Foster care a statewide, local problem |

Foster care a statewide, local problem

At the request of a concerned citizen, the El Dorado County Grand Jury reviewed the operations of Child Protective Services and concluded the county is in need of qualified foster care families. It also noted that there are no emergency shelters in the county for children who need immediate placement.

Child Protective Services supervisor Ray Eicher didn’t deny the shortcomings of CPS that were recently published in the Grand Jury’s Final Report.

“The number of kids (needing to be placed in foster homes) is growing incrementally and the number of (foster) homes is staying the same,” he said. “But this is a statewide problem.”

According to Eicher, only three foster care families are licensed to take in the some 100 children who need foster care in South Lake Tahoe. “And all three of those homes are full right now,” he said.

The rest of the children who haven’t been taken in by the licensed foster care families are shipped to one of the three private agencies for placement. Typically, the cost of sending the children to the private agencies is about twice as much as placing the child into a licensed family home.

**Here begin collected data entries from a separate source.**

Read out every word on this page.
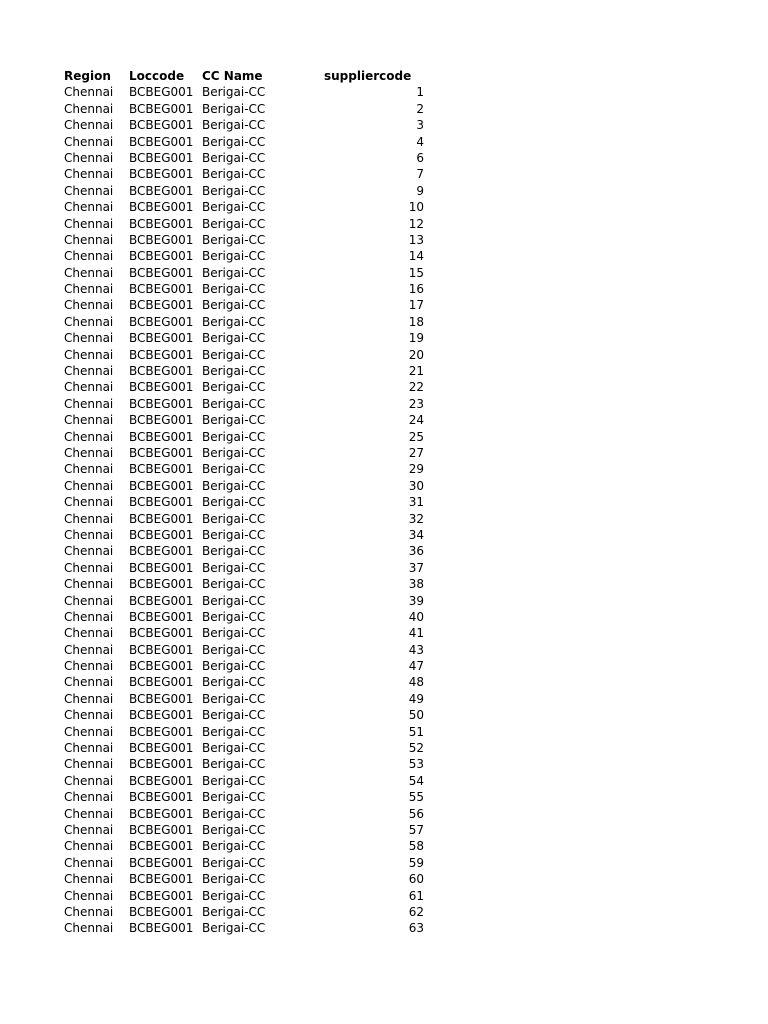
Region Loccode CC Name	suppliercode
Chennai BCBEG001 Berigai-CC	1
Chennai BCBEG001 Berigai-CC	2
Chennai BCBEG001 Berigai-CC	3
Chennai BCBEG001 Berigai-CC	4
Chennai BCBEG001 Berigai-CC	6
Chennai BCBEG001 Berigai-CC	7
Chennai BCBEG001 Berigai-CC	9
Chennai BCBEG001 Berigai-CC	10
Chennai BCBEG001 Berigai-CC	12
Chennai BCBEG001 Berigai-CC	13
Chennai BCBEG001 Berigai-CC	14
Chennai BCBEG001 Berigai-CC	15
Chennai BCBEG001 Berigai-CC	16
Chennai BCBEG001 Berigai-CC	17
Chennai BCBEG001 Berigai-CC	18
Chennai BCBEG001 Berigai-CC	19
Chennai BCBEG001 Berigai-CC	20
Chennai BCBEG001 Berigai-CC	21
Chennai BCBEG001 Berigai-CC	22
Chennai BCBEG001 Berigai-CC	23
Chennai BCBEG001 Berigai-CC	24
Chennai BCBEG001 Berigai-CC	25
Chennai BCBEG001 Berigai-CC	27
Chennai BCBEG001 Berigai-CC	29
Chennai BCBEG001 Berigai-CC	30
Chennai BCBEG001 Berigai-CC	31
Chennai BCBEG001 Berigai-CC	32
Chennai BCBEG001 Berigai-CC	34
Chennai BCBEG001 Berigai-CC	36
Chennai BCBEG001 Berigai-CC	37
Chennai BCBEG001 Berigai-CC	38
Chennai BCBEG001 Berigai-CC	39
Chennai BCBEG001 Berigai-CC	40
Chennai BCBEG001 Berigai-CC	41
Chennai BCBEG001 Berigai-CC	43
Chennai BCBEG001 Berigai-CC	47
Chennai BCBEG001 Berigai-CC	48
Chennai BCBEG001 Berigai-CC	49
Chennai BCBEG001 Berigai-CC	50
Chennai BCBEG001 Berigai-CC	51
Chennai BCBEG001 Berigai-CC	52
Chennai BCBEG001 Berigai-CC	53
Chennai BCBEG001 Berigai-CC	54
Chennai BCBEG001 Berigai-CC	55
Chennai BCBEG001 Berigai-CC	56
Chennai BCBEG001 Berigai-CC	57
Chennai BCBEG001 Berigai-CC	58
Chennai BCBEG001 Berigai-CC	59
Chennai BCBEG001 Berigai-CC	60
Chennai BCBEG001 Berigai-CC	61
Chennai BCBEG001 Berigai-CC	62
Chennai BCBEG001 Berigai-CC	63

Eicher said previous attempts to recruit new foster families hasn’t been successful.

“We’ve tried various things such as talking to organizations and churches and we’re also working with the Chamber of Commerce to advertise in their newsletter,” he said. “But people are too busy working and want not to take in another child into their home.”

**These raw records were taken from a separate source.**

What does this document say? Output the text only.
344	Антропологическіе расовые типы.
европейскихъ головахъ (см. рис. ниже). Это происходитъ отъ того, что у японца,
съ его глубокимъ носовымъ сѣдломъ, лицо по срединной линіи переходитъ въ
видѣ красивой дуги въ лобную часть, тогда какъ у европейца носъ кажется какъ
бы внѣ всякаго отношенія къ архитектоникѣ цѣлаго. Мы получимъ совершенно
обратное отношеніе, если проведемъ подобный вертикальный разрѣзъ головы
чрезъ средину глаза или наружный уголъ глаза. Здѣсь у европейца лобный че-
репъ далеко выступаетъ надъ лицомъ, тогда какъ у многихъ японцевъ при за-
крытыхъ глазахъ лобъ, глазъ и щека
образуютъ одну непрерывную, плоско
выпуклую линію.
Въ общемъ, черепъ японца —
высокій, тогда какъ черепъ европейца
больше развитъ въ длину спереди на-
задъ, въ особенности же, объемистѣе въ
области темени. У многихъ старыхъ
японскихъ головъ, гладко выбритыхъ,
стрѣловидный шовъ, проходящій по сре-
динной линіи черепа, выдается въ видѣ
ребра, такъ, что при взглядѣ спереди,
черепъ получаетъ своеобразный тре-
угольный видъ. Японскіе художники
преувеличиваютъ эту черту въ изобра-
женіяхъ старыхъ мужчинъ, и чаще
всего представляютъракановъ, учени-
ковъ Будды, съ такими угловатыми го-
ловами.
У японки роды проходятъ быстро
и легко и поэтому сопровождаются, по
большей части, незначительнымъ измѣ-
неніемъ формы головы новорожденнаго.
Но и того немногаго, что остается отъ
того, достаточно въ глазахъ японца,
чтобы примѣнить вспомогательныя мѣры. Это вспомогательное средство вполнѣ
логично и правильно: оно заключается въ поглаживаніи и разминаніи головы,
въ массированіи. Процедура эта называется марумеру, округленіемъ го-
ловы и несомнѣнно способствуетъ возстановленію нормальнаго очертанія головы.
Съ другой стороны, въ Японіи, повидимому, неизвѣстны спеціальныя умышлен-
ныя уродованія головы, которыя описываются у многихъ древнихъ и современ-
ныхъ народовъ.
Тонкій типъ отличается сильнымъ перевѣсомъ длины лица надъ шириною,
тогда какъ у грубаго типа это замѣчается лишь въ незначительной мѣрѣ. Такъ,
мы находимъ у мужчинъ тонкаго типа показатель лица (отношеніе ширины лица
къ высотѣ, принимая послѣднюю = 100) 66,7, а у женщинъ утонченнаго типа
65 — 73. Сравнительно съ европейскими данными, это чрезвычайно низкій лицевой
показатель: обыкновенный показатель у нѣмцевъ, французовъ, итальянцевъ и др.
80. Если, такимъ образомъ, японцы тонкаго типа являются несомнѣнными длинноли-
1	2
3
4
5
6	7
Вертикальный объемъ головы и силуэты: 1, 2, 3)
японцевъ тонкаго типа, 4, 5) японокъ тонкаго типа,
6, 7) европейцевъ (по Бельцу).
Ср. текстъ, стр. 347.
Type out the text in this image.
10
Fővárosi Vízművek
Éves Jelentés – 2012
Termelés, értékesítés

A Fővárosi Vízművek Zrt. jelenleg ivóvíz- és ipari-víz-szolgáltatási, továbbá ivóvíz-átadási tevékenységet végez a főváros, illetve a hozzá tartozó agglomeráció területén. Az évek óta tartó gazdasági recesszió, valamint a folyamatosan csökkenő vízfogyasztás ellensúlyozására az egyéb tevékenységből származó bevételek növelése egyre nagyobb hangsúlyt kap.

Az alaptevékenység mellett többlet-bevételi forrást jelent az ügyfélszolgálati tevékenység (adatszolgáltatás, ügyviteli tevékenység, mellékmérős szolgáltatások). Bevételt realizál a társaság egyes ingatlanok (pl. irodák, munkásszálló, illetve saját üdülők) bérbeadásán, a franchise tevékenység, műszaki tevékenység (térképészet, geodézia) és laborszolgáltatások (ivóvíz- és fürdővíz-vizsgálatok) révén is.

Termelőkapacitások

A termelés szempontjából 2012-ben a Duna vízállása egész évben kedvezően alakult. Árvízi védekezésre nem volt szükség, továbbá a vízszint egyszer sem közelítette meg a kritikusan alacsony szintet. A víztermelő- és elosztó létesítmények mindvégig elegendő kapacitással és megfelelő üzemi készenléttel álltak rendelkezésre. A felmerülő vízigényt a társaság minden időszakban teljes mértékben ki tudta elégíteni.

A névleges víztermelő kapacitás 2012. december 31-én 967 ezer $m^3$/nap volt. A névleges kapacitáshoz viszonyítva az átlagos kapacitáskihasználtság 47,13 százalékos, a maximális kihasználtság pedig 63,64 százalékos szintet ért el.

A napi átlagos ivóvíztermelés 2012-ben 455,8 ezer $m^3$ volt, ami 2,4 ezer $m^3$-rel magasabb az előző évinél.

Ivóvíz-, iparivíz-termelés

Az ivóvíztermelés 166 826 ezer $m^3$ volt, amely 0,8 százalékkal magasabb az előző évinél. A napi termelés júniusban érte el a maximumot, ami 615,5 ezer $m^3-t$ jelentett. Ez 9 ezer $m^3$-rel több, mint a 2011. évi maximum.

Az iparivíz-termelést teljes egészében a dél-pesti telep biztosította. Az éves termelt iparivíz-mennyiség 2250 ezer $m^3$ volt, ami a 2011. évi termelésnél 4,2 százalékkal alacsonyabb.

He said he’s run into even more difficulty trying to establish an emergency shelter in South Lake Tahoe for children who need immediate placement.

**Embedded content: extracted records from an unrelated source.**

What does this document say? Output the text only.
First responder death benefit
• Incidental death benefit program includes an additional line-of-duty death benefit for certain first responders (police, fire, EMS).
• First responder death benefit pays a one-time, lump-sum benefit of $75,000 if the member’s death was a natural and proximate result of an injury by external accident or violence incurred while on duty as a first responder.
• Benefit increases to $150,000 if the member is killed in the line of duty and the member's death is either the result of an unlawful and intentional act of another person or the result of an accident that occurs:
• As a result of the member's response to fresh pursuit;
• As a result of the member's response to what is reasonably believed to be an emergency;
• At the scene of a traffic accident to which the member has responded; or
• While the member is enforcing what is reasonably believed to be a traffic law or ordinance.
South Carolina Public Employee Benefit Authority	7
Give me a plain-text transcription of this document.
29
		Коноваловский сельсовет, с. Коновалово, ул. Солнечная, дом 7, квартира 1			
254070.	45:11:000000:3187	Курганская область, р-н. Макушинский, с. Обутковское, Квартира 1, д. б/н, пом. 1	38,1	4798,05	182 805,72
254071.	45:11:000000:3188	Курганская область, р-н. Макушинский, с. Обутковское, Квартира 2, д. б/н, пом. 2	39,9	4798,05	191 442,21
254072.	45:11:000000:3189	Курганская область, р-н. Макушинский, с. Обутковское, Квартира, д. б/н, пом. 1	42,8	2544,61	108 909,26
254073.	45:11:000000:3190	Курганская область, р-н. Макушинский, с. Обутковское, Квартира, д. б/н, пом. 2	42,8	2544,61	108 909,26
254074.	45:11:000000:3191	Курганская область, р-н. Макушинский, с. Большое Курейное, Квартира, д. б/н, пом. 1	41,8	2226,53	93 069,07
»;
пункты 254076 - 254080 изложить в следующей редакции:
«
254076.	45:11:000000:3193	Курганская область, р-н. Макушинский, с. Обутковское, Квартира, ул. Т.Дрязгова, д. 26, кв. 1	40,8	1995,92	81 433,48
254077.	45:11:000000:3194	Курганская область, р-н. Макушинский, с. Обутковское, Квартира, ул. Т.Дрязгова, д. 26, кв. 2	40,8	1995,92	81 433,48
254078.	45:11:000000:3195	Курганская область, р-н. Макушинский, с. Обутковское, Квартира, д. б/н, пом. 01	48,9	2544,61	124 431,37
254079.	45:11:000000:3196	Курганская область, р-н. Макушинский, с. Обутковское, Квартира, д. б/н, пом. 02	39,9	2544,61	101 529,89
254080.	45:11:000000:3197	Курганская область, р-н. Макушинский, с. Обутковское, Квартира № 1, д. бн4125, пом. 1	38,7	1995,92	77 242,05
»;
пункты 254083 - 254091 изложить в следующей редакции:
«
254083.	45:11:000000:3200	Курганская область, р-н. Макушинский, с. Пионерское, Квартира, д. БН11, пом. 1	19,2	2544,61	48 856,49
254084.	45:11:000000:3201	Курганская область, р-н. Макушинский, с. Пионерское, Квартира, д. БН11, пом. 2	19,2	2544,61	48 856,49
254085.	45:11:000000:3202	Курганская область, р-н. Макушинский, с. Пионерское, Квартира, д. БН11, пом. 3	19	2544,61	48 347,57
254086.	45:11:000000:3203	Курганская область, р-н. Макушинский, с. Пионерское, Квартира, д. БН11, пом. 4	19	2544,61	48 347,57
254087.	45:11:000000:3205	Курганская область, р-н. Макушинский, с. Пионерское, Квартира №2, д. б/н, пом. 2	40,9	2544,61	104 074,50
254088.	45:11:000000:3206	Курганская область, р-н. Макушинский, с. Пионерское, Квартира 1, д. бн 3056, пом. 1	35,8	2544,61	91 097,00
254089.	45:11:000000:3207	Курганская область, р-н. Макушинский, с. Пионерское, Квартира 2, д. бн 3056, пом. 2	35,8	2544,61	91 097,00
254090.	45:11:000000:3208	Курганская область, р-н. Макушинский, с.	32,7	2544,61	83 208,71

“I’ve been trying to get one for years,” said Eicher. “I’m not having any problems with funding. I just haven’t had any qualified applicants.”

While the number of foster families is on the level, a study released by the El Dorado County Public Health Department shows a dramatic increase between 1987 and 1997 in the number of abused children requiring an emergency response by CPS. The study shows that numbers at the state level increased from 59 emergency responses per 1,000 population in 1987 to 78 responses per 1,000 population in 1997. The county figure more than doubled in 10 years with 35 responses per 1,000 population reported in 1987 and 78 cases per 1,000 population in 1997.

Eicher said the most common child abuse cases requiring action by Child Protective Services involves some type of physical abuse of the child by the parent or the parents’ incompetency to care for the child, which is often tied to substance or drug abuse.

As a solution the problems, The Grand Jury recommended that CPS try a more efficient recruitment plan to attract potential families to the foster care program and to establish an emergency shelter plan with existing foster families. The Grand Jury also recommended that the issues be revisited by the 1999/2000 jury.